(INDIO) – When playmaker Michael Karls called a meeting recently at the Desert Princess Golf & Country Club to sit down with senior management and the coaching staff of the five-time champion SoCal Coyotes, the franchise quarterback got straight to the point.

“I’m the best quarterback anywhere, and you can print that,” he said matter-of-factly, as the confident, muscled signal-caller signed his Coyote contract for 2018 play in Developmental Football International.

Confidence doesn’t just run through Michael Karls – it gallops

“I don’t think I’m top five, I think I’m the best,” he said. “I wouldn’t be very successful at my job if I didn’t feel that way. I mean, seriously? That’s the way I feel that it is, and that’s the way I feel it should be.”

Um, OK, – and wow. That’s a far cry from the wide-eyed rookie he was back in 2014, when Karls, fresh off his record-setting senior season at Midland University, began his Coyote career as a backup to legend Nate ‘The Sheriff’ Lewis.

That season, Karls volunteered at slotback and covered kickoffs to get on the field.

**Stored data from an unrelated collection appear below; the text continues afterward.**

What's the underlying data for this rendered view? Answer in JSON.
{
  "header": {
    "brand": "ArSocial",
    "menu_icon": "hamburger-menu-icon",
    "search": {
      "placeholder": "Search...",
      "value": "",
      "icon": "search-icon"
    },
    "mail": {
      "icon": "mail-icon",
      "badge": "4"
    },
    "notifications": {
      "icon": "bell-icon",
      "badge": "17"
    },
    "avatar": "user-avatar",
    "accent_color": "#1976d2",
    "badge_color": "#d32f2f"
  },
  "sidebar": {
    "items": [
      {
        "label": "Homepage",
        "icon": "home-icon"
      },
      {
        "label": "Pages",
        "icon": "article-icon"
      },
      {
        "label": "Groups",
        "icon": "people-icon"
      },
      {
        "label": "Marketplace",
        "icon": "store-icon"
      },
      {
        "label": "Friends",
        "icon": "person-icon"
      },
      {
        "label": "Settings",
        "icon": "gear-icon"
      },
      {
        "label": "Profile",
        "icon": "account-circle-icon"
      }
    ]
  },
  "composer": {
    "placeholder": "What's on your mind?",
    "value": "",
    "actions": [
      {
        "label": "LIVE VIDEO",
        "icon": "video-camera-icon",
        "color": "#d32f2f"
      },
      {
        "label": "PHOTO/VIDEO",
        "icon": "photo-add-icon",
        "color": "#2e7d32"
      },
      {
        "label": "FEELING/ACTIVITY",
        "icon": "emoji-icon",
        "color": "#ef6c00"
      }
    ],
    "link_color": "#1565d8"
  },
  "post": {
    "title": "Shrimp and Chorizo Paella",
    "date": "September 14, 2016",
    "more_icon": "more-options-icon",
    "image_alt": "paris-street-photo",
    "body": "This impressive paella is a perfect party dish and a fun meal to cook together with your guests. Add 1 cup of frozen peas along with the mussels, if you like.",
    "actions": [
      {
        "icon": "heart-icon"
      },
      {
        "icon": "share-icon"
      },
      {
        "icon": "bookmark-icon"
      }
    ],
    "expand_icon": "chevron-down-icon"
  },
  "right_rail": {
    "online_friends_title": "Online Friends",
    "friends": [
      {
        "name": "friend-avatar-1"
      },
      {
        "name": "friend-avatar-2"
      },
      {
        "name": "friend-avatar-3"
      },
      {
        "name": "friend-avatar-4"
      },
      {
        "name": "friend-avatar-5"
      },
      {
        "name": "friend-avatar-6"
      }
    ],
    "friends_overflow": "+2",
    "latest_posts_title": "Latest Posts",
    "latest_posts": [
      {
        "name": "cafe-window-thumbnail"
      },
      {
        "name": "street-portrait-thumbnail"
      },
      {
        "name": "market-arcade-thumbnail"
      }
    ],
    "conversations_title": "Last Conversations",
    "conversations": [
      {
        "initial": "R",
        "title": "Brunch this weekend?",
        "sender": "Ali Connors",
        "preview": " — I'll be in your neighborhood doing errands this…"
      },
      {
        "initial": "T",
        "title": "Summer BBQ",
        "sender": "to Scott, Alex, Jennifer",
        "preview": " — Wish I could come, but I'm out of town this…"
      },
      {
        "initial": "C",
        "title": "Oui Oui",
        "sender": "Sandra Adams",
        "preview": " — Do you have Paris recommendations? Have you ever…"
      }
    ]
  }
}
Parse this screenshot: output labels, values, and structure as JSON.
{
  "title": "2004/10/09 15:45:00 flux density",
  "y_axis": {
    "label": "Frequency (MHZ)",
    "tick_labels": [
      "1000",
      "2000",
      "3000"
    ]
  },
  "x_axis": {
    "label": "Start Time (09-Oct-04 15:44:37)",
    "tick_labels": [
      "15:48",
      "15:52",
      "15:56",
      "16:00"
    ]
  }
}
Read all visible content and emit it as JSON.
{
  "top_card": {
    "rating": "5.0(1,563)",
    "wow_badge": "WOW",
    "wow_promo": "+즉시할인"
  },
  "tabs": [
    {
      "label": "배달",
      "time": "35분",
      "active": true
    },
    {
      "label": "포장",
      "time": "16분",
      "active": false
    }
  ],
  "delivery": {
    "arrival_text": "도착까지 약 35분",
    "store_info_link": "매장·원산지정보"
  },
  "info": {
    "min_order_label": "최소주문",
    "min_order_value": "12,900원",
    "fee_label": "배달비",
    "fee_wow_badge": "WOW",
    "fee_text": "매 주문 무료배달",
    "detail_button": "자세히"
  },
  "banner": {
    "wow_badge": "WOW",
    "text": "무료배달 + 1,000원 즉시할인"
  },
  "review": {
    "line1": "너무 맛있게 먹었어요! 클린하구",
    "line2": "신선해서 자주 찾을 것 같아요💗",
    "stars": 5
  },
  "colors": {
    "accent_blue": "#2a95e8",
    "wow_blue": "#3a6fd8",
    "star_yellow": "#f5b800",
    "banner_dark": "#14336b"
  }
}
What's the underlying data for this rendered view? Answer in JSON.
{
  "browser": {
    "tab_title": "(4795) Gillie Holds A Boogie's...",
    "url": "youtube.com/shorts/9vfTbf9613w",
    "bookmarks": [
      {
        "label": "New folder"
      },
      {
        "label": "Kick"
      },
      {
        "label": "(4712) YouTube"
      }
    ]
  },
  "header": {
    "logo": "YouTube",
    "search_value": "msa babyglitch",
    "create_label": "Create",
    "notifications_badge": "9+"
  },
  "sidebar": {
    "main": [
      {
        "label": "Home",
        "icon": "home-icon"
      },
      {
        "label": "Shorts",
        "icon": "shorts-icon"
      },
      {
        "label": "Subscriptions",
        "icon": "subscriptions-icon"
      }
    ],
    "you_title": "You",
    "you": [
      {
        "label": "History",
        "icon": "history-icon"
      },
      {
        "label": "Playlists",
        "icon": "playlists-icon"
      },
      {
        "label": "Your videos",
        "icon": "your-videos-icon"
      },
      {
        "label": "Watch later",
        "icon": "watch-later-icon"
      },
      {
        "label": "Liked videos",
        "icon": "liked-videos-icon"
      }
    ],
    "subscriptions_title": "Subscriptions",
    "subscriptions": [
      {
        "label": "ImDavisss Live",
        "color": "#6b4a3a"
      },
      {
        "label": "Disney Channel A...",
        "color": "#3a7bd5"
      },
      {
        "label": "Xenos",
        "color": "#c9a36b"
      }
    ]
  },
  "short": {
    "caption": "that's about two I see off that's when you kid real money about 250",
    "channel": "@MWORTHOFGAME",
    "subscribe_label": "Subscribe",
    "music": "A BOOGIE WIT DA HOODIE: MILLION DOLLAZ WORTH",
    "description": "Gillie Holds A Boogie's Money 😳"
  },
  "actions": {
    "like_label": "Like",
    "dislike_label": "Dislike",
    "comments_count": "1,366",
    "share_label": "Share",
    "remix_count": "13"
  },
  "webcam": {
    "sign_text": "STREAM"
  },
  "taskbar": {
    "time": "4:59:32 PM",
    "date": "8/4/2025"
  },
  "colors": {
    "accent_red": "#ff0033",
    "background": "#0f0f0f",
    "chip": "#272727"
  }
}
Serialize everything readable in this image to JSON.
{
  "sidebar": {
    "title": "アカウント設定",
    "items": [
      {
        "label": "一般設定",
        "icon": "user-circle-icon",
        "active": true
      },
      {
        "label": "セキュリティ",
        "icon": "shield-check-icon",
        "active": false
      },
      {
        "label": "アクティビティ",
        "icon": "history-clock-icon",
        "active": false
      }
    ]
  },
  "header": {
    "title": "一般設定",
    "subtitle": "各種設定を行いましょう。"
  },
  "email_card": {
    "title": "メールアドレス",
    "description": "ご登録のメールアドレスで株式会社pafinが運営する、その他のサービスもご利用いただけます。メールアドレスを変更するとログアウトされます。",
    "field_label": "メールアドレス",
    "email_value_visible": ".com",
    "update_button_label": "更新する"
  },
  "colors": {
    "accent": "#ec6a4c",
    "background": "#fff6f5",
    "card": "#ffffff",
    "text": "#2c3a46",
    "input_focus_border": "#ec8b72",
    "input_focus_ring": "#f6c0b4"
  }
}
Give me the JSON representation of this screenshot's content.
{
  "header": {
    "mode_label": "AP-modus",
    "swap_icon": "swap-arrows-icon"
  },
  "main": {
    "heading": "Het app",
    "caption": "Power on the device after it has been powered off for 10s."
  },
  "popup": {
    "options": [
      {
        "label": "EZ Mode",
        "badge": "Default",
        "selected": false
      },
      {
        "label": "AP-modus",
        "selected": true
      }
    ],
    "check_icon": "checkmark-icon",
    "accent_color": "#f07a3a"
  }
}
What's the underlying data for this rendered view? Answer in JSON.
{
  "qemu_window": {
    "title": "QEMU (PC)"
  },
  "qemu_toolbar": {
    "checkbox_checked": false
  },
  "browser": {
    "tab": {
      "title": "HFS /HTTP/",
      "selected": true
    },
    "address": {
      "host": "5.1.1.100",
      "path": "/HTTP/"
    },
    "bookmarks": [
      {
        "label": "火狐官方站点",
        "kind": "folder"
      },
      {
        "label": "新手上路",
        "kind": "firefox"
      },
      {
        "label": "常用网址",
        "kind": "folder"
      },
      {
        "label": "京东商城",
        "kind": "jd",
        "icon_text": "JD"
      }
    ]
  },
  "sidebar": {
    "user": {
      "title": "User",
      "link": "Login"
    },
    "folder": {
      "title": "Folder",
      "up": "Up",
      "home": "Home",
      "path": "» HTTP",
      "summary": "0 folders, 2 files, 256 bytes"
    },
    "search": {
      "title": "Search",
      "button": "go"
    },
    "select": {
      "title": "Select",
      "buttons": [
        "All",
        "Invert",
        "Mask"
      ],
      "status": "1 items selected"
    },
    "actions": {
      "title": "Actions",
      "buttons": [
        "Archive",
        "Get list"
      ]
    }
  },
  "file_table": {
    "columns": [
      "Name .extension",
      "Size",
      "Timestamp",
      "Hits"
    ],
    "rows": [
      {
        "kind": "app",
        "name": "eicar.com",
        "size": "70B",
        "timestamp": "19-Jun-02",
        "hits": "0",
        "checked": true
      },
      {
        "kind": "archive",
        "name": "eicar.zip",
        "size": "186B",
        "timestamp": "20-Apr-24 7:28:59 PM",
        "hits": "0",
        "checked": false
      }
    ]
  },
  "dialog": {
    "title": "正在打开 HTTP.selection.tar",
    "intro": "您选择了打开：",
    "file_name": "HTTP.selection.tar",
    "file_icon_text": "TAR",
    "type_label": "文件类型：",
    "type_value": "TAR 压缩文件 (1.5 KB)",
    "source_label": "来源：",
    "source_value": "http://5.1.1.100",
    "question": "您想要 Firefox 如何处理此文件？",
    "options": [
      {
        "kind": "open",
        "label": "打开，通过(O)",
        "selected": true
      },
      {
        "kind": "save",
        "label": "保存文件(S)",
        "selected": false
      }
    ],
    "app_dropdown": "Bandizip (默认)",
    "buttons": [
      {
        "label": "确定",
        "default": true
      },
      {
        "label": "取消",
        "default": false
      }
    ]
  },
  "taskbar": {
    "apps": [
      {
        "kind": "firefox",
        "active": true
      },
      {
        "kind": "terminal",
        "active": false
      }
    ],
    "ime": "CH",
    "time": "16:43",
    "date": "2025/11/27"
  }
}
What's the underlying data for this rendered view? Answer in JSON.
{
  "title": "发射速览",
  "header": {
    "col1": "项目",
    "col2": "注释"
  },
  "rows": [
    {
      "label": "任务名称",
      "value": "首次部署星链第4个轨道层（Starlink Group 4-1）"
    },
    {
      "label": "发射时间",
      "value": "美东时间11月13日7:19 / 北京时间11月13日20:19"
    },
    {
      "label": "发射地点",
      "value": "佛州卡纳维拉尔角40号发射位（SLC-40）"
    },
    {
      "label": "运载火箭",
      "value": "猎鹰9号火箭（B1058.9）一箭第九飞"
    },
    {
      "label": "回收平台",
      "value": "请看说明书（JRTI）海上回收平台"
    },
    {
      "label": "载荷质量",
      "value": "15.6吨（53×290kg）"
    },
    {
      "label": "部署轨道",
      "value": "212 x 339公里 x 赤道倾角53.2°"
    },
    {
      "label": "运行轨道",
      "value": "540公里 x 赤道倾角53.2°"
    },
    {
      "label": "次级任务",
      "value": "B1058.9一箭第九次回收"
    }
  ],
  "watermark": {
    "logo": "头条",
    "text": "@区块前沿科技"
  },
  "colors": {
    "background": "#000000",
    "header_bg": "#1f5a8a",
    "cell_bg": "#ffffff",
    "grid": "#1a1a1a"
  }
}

Karls is a deputy no more. The Run ‘n’ Shoot star enters the 2018 season with the goal of not only becoming the number-one passer in Coyotes history, but also “to prove I’m the best available quarterback, period, anywhere in the world,” Karls told coaches.

That’s the last thing Coyotes opponents need to hear. It’s a bold comment, though not surprising from a Run ‘n’ Shoot quarterback. Jim Kelly, in 1984, famously prophesied that “nobody can stop this offense … except God.”

Karls has put up the numbers to back up his Kelly-esque confidence. He is the Coyotes’ second all-time leading passer with 5,138 yards and 72 touchdowns. He has set his sights on the seemingly insurmountable 10,027 yards and 98 touchdowns set by Lewis, who also won a club-record 32 games.

To pass Lewis, Karls needs 4,889 yards and 26 touchdowns in 2018 – certainly attainable in the Coyotes deadly offense. Karls is 20-2 lifetime, holds nine franchise records, and has 16 300-plus yard games, with a career NFL passer rating of 121.4.

“Let’s get it,” Karls said. “Like Mouse says, ‘Show me the points.’ The only way to shut up your critics is throw touchdowns.”

In Coyote history, few have deployed the range of skills in complex situations as Michael Karls. Coyote quarterbacks must be ‘lieutenant colonels’ who function as provincial coaches. Karls brings a total command of the Coyotes entire Run ‘n’ Shoot playbook, and is unafraid to use every page of its complex demands and schemes.

Capable of far more than just following orders, or executing routines, Karls first learned the Run ‘n’ Shoot trial-by-fire from head coach David Miller. In 2015, Miller doubled down on Karls, and called in Mouse Davis, the Run ‘n’ Shoot godfather himself, to teach training camp.

“It was mind-blowing to learn from Mouse, first generation,” says Karls. “I was listening, learning, throwing, and the whole time thinking, ‘I’m getting the exact same thing he taught Jim Kelly, June Jones, Neil Lomax, Jeff George, Colt Brennan’ … it was humbling.”

Karls, who stays just a cell phone call away from Mouse, now teaches the system as the offensive coordinator at Xavier College Preparatory.

When Karls goes under center, fans expect an all-out assault, from land, air and RPOs in between.

“Michael is a clean, consummate quarterback,” says Coach Miller. “He doesn’t turn the ball over. He is surgical in his approach. He’s a thinker, a leader. Mike has the confidence, the courage, the ideas to attack teams with flexibility, creativity, independently.

“How do you stop him, when even we don’t know what he’s thinking?”


The SoCal Coyotes are the national standard of American developmental football. The Coyotes non-profit organization provides elite athletes a professional environment that refines and showcases their skills through trademarked processes similar to the NBA’s D-league and MLB’s minor-league systems.

NFL executives have named the SoCal Coyotes organization America’s #1 Developmental Football Program™ for its national, scalable brands, community outreach programs, five-year operating track record, verifiable data, youth curriculum, sales, public-private sector alliances, and measured results.